“If there’s one thing I can’t stand, it’s a perfect kid. And six of ‘em, yecch!” — Ann B. Davis as housekeeper Alice Nelson.
No, seriously, speaking as someone just slightly older than Bobby and Cindy, I did genuinely look forward to the Friday night antics of the youngsters on “The Brady Bunch.” Granted, I relied on reruns once the wholesome show faced head-to-head competition from the earthier “Sanford and Son.” (I always thought the three squeaky clean girls with “hair of gold, like their mother” could be snatched bald-headed by Lamont Sanford’s Aunt Esther.)
I’ve done a lot of living since those carefree days, but it’s still hard to believe that September 26 marks the 50th anniversary of the classic sitcom.
You were probably already aware of the milestone because of publicity surrounding the current HGTV reality series “A Very Brady Renovation,” in which some of the original cast members try to re-do the home they pretended to live in five decades ago. At least that’s better than the Einsteins who try to construct a viable resume© from the pretend college courses they took. (“But my ‘incomplete’ in Underwater Sock Monkey Gender Studies will have customers beating the doors down if you hire me!”)
Series creator Sherwood Schwartz said he drew inspiration for “The Brady Bunch” from a 1966 Los Angeles Times article about mixed families, but some of the show’s elements have a longer history. The National Archives recently released notes taken by one of the delegates at the Constitutional Convention of 1787. (“Well, all day long at Independence Hall, I hear how great James Madison is at this or how wonderful Madison did that! Madison, Madison, Madison!”)
It’s a wonder the family stayed harmonious for five seasons of the original series. Robert Reed was famously dissatisfied with his role as family patriarch Mike Brady, claiming that Schwartz promised him an edgier, more envelope-pushing show. Yes, that’s what Reed expected from Schwartz, who had previously created “Gilligan’s Island.” Reed also reportedly tried bumming candy cigarettes from Cheech & Chong.
Although TV mother Carol Brady was allowed to broaden her horizons with volunteer work, Schwartz was adamant that she not be a career woman. So, when the Brady moppets were singing “It’s A Sunshine Day,” she was probably thinking, “I know, I know — I can see the glass ceiling.”

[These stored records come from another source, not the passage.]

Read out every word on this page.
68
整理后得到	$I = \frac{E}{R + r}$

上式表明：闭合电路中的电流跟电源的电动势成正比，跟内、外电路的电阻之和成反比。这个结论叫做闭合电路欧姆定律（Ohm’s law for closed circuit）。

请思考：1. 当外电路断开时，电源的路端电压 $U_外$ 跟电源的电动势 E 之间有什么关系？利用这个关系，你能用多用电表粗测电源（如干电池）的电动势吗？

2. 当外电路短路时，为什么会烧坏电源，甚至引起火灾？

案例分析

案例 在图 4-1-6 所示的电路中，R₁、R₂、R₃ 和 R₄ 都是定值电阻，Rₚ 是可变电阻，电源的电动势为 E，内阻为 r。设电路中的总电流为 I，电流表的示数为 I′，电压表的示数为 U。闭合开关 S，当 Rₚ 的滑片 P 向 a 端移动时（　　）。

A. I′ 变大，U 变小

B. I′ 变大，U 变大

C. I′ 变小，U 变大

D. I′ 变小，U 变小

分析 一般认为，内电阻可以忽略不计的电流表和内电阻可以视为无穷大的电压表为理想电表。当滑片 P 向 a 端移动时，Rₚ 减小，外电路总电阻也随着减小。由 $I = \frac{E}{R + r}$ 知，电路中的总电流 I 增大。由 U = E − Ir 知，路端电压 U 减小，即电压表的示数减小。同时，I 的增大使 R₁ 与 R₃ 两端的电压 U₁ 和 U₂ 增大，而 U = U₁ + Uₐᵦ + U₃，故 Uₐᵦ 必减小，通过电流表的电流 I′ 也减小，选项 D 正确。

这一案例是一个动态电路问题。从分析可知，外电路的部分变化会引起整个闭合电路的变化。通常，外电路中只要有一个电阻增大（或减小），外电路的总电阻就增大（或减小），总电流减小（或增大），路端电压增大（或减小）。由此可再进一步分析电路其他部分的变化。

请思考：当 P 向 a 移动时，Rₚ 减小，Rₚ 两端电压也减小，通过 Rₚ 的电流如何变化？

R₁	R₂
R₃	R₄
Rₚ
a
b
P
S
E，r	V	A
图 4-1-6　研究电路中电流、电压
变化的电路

Millions of kids who were too young to stay up for the late-late show were introduced to Humphrey Bogart by Peter Brady’s Bogart impersonation. (“Pork chops and applesauce. Ain’t that swell!”) That 1971 episode is being redubbed to showcase the updated line “Plant-based meat substitute and non-GMO applesauce! Sweet!”

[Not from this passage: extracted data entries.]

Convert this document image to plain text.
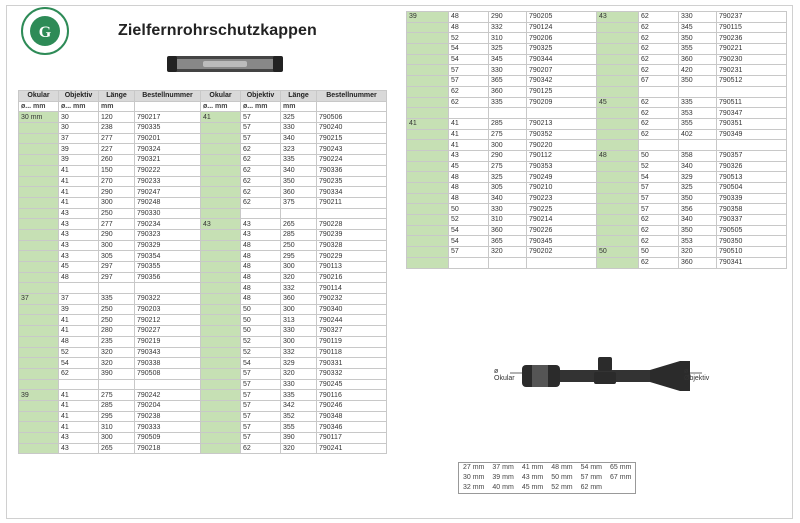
G	Zielfernrohrschutzkappen
Okular	Objektiv	Länge	Bestellnummer	Okular	Objektiv	Länge	Bestellnummer
ø... mm	ø... mm	mm		ø... mm	ø... mm	mm	
30 mm	30	120	790217	41	57	325	790506
	30	238	790335		57	330	790240
	37	277	790201		57	340	790215
	39	227	790324		62	323	790243
	39	260	790321		62	335	790224
	41	150	790222		62	340	790336
	41	270	790233		62	350	790235
	41	290	790247		62	360	790334
	41	300	790248		62	375	790211
	43	250	790330				
	43	277	790234	43	43	265	790228
	43	290	790323		43	285	790239
	43	300	790329		48	250	790328
	43	305	790354		48	295	790229
	45	297	790355		48	300	790113
	48	297	790356		48	320	790216
					48	332	790114
37	37	335	790322		48	360	790232
	39	250	790203		50	300	790340
	41	250	790212		50	313	790244
	41	280	790227		50	330	790327
	48	235	790219		52	300	790119
	52	320	790343		52	332	790118
	54	320	790338		54	329	790331
	62	390	790508		57	320	790332
					57	330	790245
39	41	275	790242		57	335	790116
	41	285	790204		57	342	790246
	41	295	790238		57	352	790348
	41	310	790333		57	355	790346
	43	300	790509		57	390	790117
	43	265	790218		62	320	790241
39	48	290	790205	43	62	330	790237
	48	332	790124		62	345	790115
	52	310	790206		62	350	790236
	54	325	790325		62	355	790221
	54	345	790344		62	360	790230
	57	330	790207		62	420	790231
	57	365	790342		67	350	790512
	62	360	790125				
	62	335	790209	45	62	335	790511
					62	353	790347
41	41	285	790213		62	355	790351
	41	275	790352		62	402	790349
	41	300	790220				
	43	290	790112	48	50	358	790357
	45	275	790353		52	340	790326
	48	325	790249		54	329	790513
	48	305	790210		57	325	790504
	48	340	790223		57	350	790339
	50	330	790225		57	356	790358
	52	310	790214		62	340	790337
	54	360	790226		62	350	790505
	54	365	790345		62	353	790350
	57	320	790202	50	50	320	790510
					62	360	790341
ø
Okular
ø
Øbjektiv
27 mm	37 mm	41 mm	48 mm	54 mm	65 mm
30 mm	39 mm	43 mm	50 mm	57 mm	67 mm
32 mm	40 mm	45 mm	52 mm	62 mm	
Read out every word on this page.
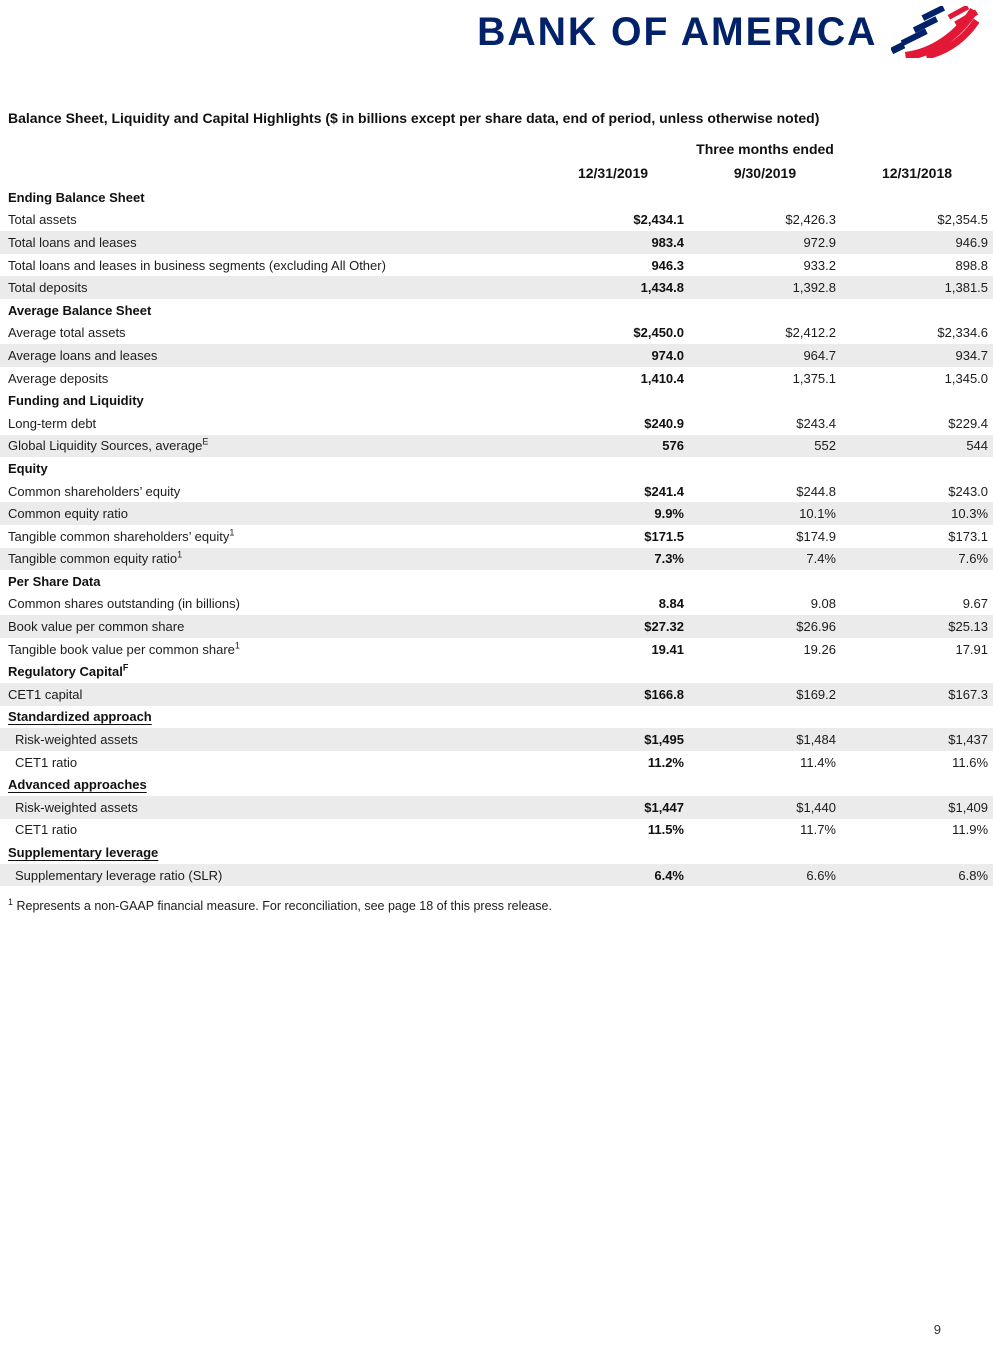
BANK OF AMERICA
Balance Sheet, Liquidity and Capital Highlights ($ in billions except per share data, end of period, unless otherwise noted)
	Three months ended		
	12/31/2019	9/30/2019	12/31/2018
Ending Balance Sheet			
Total assets	$2,434.1	$2,426.3	$2,354.5
Total loans and leases	983.4	972.9	946.9
Total loans and leases in business segments (excluding All Other)	946.3	933.2	898.8
Total deposits	1,434.8	1,392.8	1,381.5
Average Balance Sheet			
Average total assets	$2,450.0	$2,412.2	$2,334.6
Average loans and leases	974.0	964.7	934.7
Average deposits	1,410.4	1,375.1	1,345.0
Funding and Liquidity			
Long-term debt	$240.9	$243.4	$229.4
Global Liquidity Sources, average$^E$	576	552	544
Equity			
Common shareholders’ equity	$241.4	$244.8	$243.0
Common equity ratio	9.9%	10.1%	10.3%
Tangible common shareholders’ equity$^1$	$171.5	$174.9	$173.1
Tangible common equity ratio$^1$	7.3%	7.4%	7.6%
Per Share Data			
Common shares outstanding (in billions)	8.84	9.08	9.67
Book value per common share	$27.32	$26.96	$25.13
Tangible book value per common share$^1$	19.41	19.26	17.91
Regulatory Capital$^F$
CET1 capital	$166.8	$169.2	$167.3
Standardized approach			
Risk-weighted assets	$1,495	$1,484	$1,437
CET1 ratio	11.2%	11.4%	11.6%
Advanced approaches			
Risk-weighted assets	$1,447	$1,440	$1,409
CET1 ratio	11.5%	11.7%	11.9%
Supplementary leverage			
Supplementary leverage ratio (SLR)	6.4%	6.6%	6.8%
$^1$ Represents a non-GAAP financial measure. For reconciliation, see page 18 of this press release.
9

To its credit, the show stuck to family themes (crushes, rivalries, etc.) and steered away from hot-button issues, including the Vietnam War. I’m sure the “can do” Brady attitude could have worked wonders with that conflict, though. (“If we can just get those commies in Hanoi a date with Davy Jones of the Monkees, we’ll split a Nobel Peace Prize!”)
New generations are learning lessons about cooperation, self-confidence and honesty from the reruns. But some people draw the wrong lessons. For instance, Joe Biden.
“I am totally fit to be the whatchamacallit of the ... uh, United States of America. And it’s not a sign of desperation that I’m already announcing my youthful running mate: Cousin Oliver!”